Like members of drag’s new school of international night club and cable TV boy-divas – like Chicklet and Girlina and Miss Guy – there are, on stage in Sebokeng, no false titties and very few tucks. There are no Carmen Mirandas or Lena Horns – though Miss Meyerton was heard to mutter into the microphone “I am Natasha Kinski” and, much later in the evening, drag entertainer Lady Aurora did perform a very fetching lip-sync of Diamonds are Forever.
Instead, mincing to a club tune, were sporty cocktail garments and platform trainers, jeans and stretchy tops. And, after a protracted appearance in cocktail gowns and a great thumping of beer cans on tables, the girls gave up the stage to pageant organiser and choreographer Queen B.

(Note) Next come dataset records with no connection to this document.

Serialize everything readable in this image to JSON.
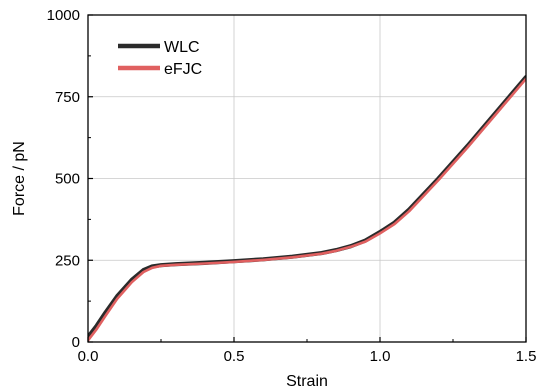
{
  "chart_data": {
    "type": "line",
    "xlabel": "Strain",
    "ylabel": "Force / pN",
    "xlim": [
      0.0,
      1.5
    ],
    "ylim": [
      0,
      1000
    ],
    "xticks": [
      0.0,
      0.5,
      1.0,
      1.5
    ],
    "xtick_labels": [
      "0.0",
      "0.5",
      "1.0",
      "1.5"
    ],
    "yticks": [
      0,
      250,
      500,
      750,
      1000
    ],
    "ytick_labels": [
      "0",
      "250",
      "500",
      "750",
      "1000"
    ],
    "grid": true,
    "legend_position": "top-left",
    "series": [
      {
        "name": "WLC",
        "color": "#2b2b2b",
        "x": [
          0.0,
          0.03,
          0.06,
          0.1,
          0.15,
          0.19,
          0.22,
          0.25,
          0.3,
          0.4,
          0.5,
          0.6,
          0.7,
          0.8,
          0.85,
          0.9,
          0.95,
          1.0,
          1.05,
          1.1,
          1.2,
          1.3,
          1.4,
          1.5
        ],
        "y": [
          15,
          50,
          90,
          140,
          190,
          220,
          231,
          235,
          238,
          242,
          247,
          253,
          261,
          272,
          281,
          293,
          310,
          336,
          365,
          405,
          500,
          600,
          705,
          810
        ]
      },
      {
        "name": "eFJC",
        "color": "#e06060",
        "x": [
          0.0,
          0.03,
          0.06,
          0.1,
          0.15,
          0.19,
          0.22,
          0.25,
          0.3,
          0.4,
          0.5,
          0.6,
          0.7,
          0.8,
          0.85,
          0.9,
          0.95,
          1.0,
          1.05,
          1.1,
          1.2,
          1.3,
          1.4,
          1.5
        ],
        "y": [
          5,
          40,
          80,
          132,
          183,
          214,
          227,
          233,
          236,
          240,
          245,
          251,
          259,
          270,
          279,
          291,
          307,
          332,
          361,
          400,
          495,
          595,
          700,
          805
        ]
      }
    ]
  }
}
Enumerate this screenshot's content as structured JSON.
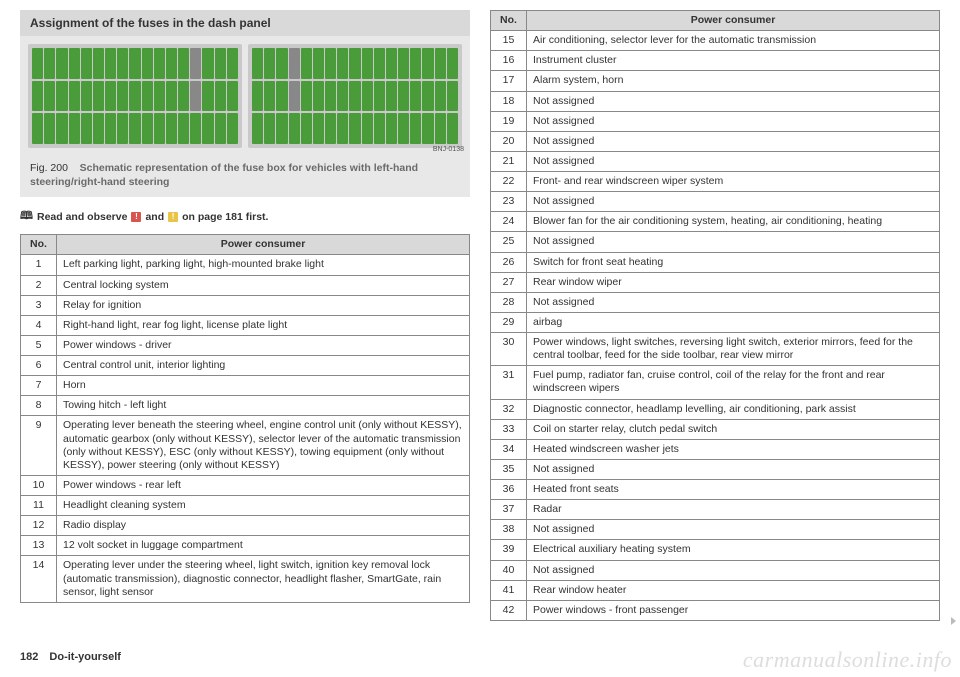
{
  "left": {
    "title": "Assignment of the fuses in the dash panel",
    "img_code": "BNJ-0138",
    "fig_num": "Fig. 200",
    "fig_text": "Schematic representation of the fuse box for vehicles with left-hand steering/right-hand steering",
    "read_prefix": "Read and observe",
    "read_mid": "and",
    "read_suffix": "on page 181 first.",
    "th_no": "No.",
    "th_pc": "Power consumer",
    "rows": [
      {
        "no": "1",
        "pc": "Left parking light, parking light, high-mounted brake light"
      },
      {
        "no": "2",
        "pc": "Central locking system"
      },
      {
        "no": "3",
        "pc": "Relay for ignition"
      },
      {
        "no": "4",
        "pc": "Right-hand light, rear fog light, license plate light"
      },
      {
        "no": "5",
        "pc": "Power windows - driver"
      },
      {
        "no": "6",
        "pc": "Central control unit, interior lighting"
      },
      {
        "no": "7",
        "pc": "Horn"
      },
      {
        "no": "8",
        "pc": "Towing hitch - left light"
      },
      {
        "no": "9",
        "pc": "Operating lever beneath the steering wheel, engine control unit (only without KESSY), automatic gearbox (only without KESSY), selector lever of the automatic transmission (only without KESSY), ESC (only without KESSY), towing equipment (only without KESSY), power steering (only without KESSY)"
      },
      {
        "no": "10",
        "pc": "Power windows - rear left"
      },
      {
        "no": "11",
        "pc": "Headlight cleaning system"
      },
      {
        "no": "12",
        "pc": "Radio display"
      },
      {
        "no": "13",
        "pc": "12 volt socket in luggage compartment"
      },
      {
        "no": "14",
        "pc": "Operating lever under the steering wheel, light switch, ignition key removal lock (automatic transmission), diagnostic connector, headlight flasher, SmartGate, rain sensor, light sensor"
      }
    ]
  },
  "right": {
    "th_no": "No.",
    "th_pc": "Power consumer",
    "rows": [
      {
        "no": "15",
        "pc": "Air conditioning, selector lever for the automatic transmission"
      },
      {
        "no": "16",
        "pc": "Instrument cluster"
      },
      {
        "no": "17",
        "pc": "Alarm system, horn"
      },
      {
        "no": "18",
        "pc": "Not assigned"
      },
      {
        "no": "19",
        "pc": "Not assigned"
      },
      {
        "no": "20",
        "pc": "Not assigned"
      },
      {
        "no": "21",
        "pc": "Not assigned"
      },
      {
        "no": "22",
        "pc": "Front- and rear windscreen wiper system"
      },
      {
        "no": "23",
        "pc": "Not assigned"
      },
      {
        "no": "24",
        "pc": "Blower fan for the air conditioning system, heating, air conditioning, heating"
      },
      {
        "no": "25",
        "pc": "Not assigned"
      },
      {
        "no": "26",
        "pc": "Switch for front seat heating"
      },
      {
        "no": "27",
        "pc": "Rear window wiper"
      },
      {
        "no": "28",
        "pc": "Not assigned"
      },
      {
        "no": "29",
        "pc": "airbag"
      },
      {
        "no": "30",
        "pc": "Power windows, light switches, reversing light switch, exterior mirrors, feed for the central toolbar, feed for the side toolbar, rear view mirror"
      },
      {
        "no": "31",
        "pc": "Fuel pump, radiator fan, cruise control, coil of the relay for the front and rear windscreen wipers"
      },
      {
        "no": "32",
        "pc": "Diagnostic connector, headlamp levelling, air conditioning, park assist"
      },
      {
        "no": "33",
        "pc": "Coil on starter relay, clutch pedal switch"
      },
      {
        "no": "34",
        "pc": "Heated windscreen washer jets"
      },
      {
        "no": "35",
        "pc": "Not assigned"
      },
      {
        "no": "36",
        "pc": "Heated front seats"
      },
      {
        "no": "37",
        "pc": "Radar"
      },
      {
        "no": "38",
        "pc": "Not assigned"
      },
      {
        "no": "39",
        "pc": "Electrical auxiliary heating system"
      },
      {
        "no": "40",
        "pc": "Not assigned"
      },
      {
        "no": "41",
        "pc": "Rear window heater"
      },
      {
        "no": "42",
        "pc": "Power windows - front passenger"
      }
    ]
  },
  "footer": {
    "page_num": "182",
    "section": "Do-it-yourself"
  },
  "watermark": "carmanualsonline.info"
}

Syncing but never drowning, Sebokeng’s most polished drag star would reappear after the evening-gown section with a huge Kangol cap over her eyes, doing the new soul diva thing to Mary J Blige’s All That I Can Say. Queen B comes complete with backing dancers – one of whom could be seen deftly vogueing a drunken drag queen with a shopping bag off the stage without as much as losing a high-heeled step.
“What do you think the judges are looking for?” asks the MC of Miss Beverly Hills during question time sometime well after midnight. “A beautifully intelligent woman,” says the contestant to a roar from the crowd. “Baby, you’re so beautiful I’m taking you home with me!” calls a lesbian behind me to the drag queen on stage.
“What about coming out in the township?” is another question. “By now the community knows they must just accept us – that is what I’ll tell my parents,” shouts pretty Miss Meyerton into the microphone and rides a fresh roar of approval with, “I mean, after all, if it’s so wrong then why are there gays everywhere, all over the world? Huh?”
It’s more than enough to land her a place in the final five. But, eyes firmly on the prize and hair astonishingly customised to hold a tiara just right, it was the lovely Andile – Miss Steel Park – who went on to lift the title.
On the bus all the way back to Jo’burg, the new Miss Glow sat very still, with barely a hint of a smile playing across her lips. It was only minutes before getting off in Hillbrow that she quickly slipped into something more androgynous and, waving goodbye, offered a final winning smile.